她简直习惯了这套动作,也无比喜欢,可李承袂今晚要的不是这个。
他及时地按住妹妹的肩膀,言简意赅地提醒,命令似的:
“到底在摸什么?打。”
“唔,我…我知道!别说,别说。”
裴音再度清了清喉咙,想着b超单,自己臀肉上长达一周的青紫淤痕,怀着虚假的怒意站起来,像李承袂勾她膝弯那样,有样学样地抬起脚,用赤裸的足尖踩了踩男人坚实的腹肌。
被妹妹踩,第一个感受是香。
她身上润肤露的香气无比自然,脚趾柔软,粉色甲油涂得均匀饱满,带有一种特殊的、年轻女孩才有的女人味。
李承袂垂下头,微微动了动,没说话。
他安静得异样,睡袍像女人袜带那样色情而松散地遮在腰间。裴音感受到挑战兄长权威的快感,矜持地抬着脚,沿着男人胸肌一路往下踩。
脚掌传来切实可靠的肉感,好像踩在清晨的沙滩上。裴金金有点爽到了,愈发靠近李承袂,踩着他的腹肌微微往下压。
男人在某个触碰的节点握住了她的脚腕,他抚着踝关节稍一摩挲,裴音腿就软了。
睡裙薄透,李承袂的视角里,昏黄温暖的夜灯清晰照出裙下她的身材。
“好孩子…我给你买条脚链吧。

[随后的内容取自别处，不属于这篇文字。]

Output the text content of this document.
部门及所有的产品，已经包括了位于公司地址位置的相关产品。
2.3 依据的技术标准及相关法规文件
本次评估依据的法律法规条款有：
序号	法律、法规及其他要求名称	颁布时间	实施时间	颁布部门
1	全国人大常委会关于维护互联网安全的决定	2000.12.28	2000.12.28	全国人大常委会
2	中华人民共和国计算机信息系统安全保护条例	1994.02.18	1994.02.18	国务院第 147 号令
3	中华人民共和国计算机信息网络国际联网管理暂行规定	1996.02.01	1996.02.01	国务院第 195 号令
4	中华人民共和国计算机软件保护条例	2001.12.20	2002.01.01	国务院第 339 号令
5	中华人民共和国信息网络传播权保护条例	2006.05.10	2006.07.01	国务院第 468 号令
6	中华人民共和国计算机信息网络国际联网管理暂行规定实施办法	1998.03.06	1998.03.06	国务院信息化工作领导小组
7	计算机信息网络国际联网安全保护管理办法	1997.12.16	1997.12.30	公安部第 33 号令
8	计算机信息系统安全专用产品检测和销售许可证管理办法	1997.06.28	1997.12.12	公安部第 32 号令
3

”他低声说,嗓音哑得很含蓄。
裴音想挣开,被他握得更紧。
“哥哥,”她张口叫他,不满的声音跟示弱也没什么两样:“松开我呀…”
“我比较倾向于选择卡地亚,最细的细链…这儿刚好绕过两圈。”
李承袂自顾自低低说着,吻了吻她的小腿,松开手:“金金,我要提醒的是,你最好快点打。”
裴音竟然在他放手的动作里感到一点不舍。
她警觉地望着李承袂,后退,拿着铁尺拨开睡袍,把男人的腹肌完全露出来。
“让你瞒我…仗着是哥哥,就不声不响处理我的事。”
铁尺落在肉体上,发出沉闷的一声。
李承袂一动不动,裴音看到哥哥第叁块腹肌出现明显的红痕,意识到自己力气好像用大了。
她抚摸着,又抽了一下。
这次力气放得太轻,没有留下任何痕迹,指腹下的皮肤甚至没有收紧。